The Garden of Letters

by son Richman

The Garden of Letters by Alyson Richman was one of the first books I read after Jan died. It was the perfect love story to read after the loss of the love of my life. The love Jan and I shared was because we shared a portion of the soul of the other, and thus we were meant for each other from day one. 

The two primary characters – Elodie Bertolotti and Angelo Rosselli – resonated with me as they were also people who shared souls. The book “captures the hope, suspense, and romance of an uncertain era, in an epic intertwining story of first love, great tragedy, and spectacular bravery.

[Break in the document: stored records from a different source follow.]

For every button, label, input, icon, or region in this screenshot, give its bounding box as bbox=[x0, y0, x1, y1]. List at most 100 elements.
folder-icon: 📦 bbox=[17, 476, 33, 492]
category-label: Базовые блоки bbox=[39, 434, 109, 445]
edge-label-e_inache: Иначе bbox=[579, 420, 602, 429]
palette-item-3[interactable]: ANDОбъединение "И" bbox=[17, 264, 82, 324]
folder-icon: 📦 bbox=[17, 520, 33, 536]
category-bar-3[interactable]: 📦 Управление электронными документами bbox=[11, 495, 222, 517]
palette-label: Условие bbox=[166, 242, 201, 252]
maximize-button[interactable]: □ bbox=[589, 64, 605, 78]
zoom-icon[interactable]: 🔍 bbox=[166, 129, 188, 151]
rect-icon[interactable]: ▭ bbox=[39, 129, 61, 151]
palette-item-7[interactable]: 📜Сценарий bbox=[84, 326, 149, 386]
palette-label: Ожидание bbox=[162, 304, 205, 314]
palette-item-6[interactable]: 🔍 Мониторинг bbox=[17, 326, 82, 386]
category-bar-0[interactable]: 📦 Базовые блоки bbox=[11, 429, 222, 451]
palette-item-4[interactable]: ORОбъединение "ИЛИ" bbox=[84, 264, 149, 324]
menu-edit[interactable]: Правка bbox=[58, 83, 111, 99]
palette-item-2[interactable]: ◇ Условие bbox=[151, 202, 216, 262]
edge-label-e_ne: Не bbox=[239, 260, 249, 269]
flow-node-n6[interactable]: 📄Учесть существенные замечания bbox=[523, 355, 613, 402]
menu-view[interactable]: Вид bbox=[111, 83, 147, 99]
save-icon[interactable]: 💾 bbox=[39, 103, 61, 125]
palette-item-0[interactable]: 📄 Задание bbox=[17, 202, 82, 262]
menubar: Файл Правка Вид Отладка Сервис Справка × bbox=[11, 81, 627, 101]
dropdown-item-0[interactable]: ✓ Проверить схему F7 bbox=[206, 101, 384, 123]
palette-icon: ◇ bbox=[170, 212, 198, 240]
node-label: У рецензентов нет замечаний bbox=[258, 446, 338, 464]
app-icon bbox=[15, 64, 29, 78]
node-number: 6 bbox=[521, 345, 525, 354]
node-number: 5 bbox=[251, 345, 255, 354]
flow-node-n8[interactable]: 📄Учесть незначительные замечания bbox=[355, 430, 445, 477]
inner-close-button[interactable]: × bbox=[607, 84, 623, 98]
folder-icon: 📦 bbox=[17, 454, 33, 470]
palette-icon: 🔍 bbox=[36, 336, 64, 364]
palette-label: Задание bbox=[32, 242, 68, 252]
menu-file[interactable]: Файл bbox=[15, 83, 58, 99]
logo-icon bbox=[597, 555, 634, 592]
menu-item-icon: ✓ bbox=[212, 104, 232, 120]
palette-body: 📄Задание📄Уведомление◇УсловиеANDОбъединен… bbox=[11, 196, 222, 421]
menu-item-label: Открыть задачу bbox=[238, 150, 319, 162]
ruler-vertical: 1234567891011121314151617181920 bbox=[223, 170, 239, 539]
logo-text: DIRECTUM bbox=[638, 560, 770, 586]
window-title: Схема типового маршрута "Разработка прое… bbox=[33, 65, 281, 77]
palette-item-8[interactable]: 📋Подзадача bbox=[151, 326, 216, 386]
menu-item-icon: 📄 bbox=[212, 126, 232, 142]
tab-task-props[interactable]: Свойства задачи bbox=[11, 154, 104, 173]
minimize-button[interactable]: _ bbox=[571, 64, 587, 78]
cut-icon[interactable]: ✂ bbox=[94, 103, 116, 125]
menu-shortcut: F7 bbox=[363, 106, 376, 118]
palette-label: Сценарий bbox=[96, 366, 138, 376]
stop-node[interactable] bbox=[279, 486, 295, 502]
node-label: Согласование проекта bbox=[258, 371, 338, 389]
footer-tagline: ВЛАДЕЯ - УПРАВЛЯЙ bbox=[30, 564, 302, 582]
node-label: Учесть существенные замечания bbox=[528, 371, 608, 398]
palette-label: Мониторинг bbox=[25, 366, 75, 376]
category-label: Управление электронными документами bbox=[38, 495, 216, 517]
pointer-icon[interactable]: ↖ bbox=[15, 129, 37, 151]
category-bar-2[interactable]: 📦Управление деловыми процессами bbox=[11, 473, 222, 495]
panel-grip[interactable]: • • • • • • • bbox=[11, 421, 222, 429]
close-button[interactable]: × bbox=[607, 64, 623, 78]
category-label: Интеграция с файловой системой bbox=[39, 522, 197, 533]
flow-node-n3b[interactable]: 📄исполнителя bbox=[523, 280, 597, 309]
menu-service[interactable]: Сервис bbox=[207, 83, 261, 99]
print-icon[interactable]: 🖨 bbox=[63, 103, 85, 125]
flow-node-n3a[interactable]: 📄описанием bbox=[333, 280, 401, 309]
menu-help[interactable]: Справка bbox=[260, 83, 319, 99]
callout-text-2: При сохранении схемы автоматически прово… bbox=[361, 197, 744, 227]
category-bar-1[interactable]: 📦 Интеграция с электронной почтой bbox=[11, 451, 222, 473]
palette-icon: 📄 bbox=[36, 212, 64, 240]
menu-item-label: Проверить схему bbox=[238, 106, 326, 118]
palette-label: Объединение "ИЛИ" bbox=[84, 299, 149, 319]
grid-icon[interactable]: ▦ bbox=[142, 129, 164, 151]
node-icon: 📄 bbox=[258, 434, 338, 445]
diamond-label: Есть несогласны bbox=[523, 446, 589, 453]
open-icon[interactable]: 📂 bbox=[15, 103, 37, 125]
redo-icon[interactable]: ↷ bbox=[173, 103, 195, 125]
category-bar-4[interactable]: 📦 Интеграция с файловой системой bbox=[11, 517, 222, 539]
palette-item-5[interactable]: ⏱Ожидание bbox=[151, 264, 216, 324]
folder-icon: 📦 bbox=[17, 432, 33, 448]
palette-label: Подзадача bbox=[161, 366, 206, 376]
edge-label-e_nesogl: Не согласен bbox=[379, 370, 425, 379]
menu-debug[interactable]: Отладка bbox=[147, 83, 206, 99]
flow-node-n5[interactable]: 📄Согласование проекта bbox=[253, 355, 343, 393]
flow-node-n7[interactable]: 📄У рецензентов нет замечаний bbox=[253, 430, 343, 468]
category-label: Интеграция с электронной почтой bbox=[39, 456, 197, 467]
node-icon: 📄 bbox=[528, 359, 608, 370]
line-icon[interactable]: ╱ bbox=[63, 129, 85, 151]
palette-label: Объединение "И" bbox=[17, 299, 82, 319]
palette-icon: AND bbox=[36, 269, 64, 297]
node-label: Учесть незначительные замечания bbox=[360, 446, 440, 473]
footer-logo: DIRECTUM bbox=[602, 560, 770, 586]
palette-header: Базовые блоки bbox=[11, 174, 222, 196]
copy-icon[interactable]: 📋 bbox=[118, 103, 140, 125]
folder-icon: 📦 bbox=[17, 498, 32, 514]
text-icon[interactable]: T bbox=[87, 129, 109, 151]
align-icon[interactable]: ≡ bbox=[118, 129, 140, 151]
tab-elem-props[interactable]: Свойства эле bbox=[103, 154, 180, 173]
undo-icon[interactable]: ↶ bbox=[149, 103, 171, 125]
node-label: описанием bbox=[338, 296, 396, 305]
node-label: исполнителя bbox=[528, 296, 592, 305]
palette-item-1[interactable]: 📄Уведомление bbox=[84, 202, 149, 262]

As I turned every page, the story filled my heart with love and happiness as it reminded me of the love that Jan and I shared.

Portofino, Italy, 1943. A young woman steps off a boat in a scenic coastal village. Although she knows how to disappear in a crowd, Elodie is too terrified to slip by the German officers while carrying her poorly forged identity papers. She is frozen until a man she’s never met before claims to know her. In desperate need of shelter, Elodie follows him back to his home on the cliffs of Portofino.

Only months before, Elodie Bertolotti was a cello prodigy in Verona, unconcerned with world events. But when Mussolini’s Fascist regime strikes her family, Elodie is drawn into the burgeoning resistance movement by Luca, a young and passionate bookseller. As the occupation looms, she discovers that her unique musical talents, and her courage, have the power to save lives.

In Portofino, young doctor Angelo Rosselli gives the frightened and exhausted girl sanctuary. He is a man with painful secrets of his own, haunted by guilt and remorse. But Elodie’s arrival has the power to awaken a sense of hope that Angelo thought was lost to him forever.

I not only recommend this book, but I am also looking forward to reading more of her novels.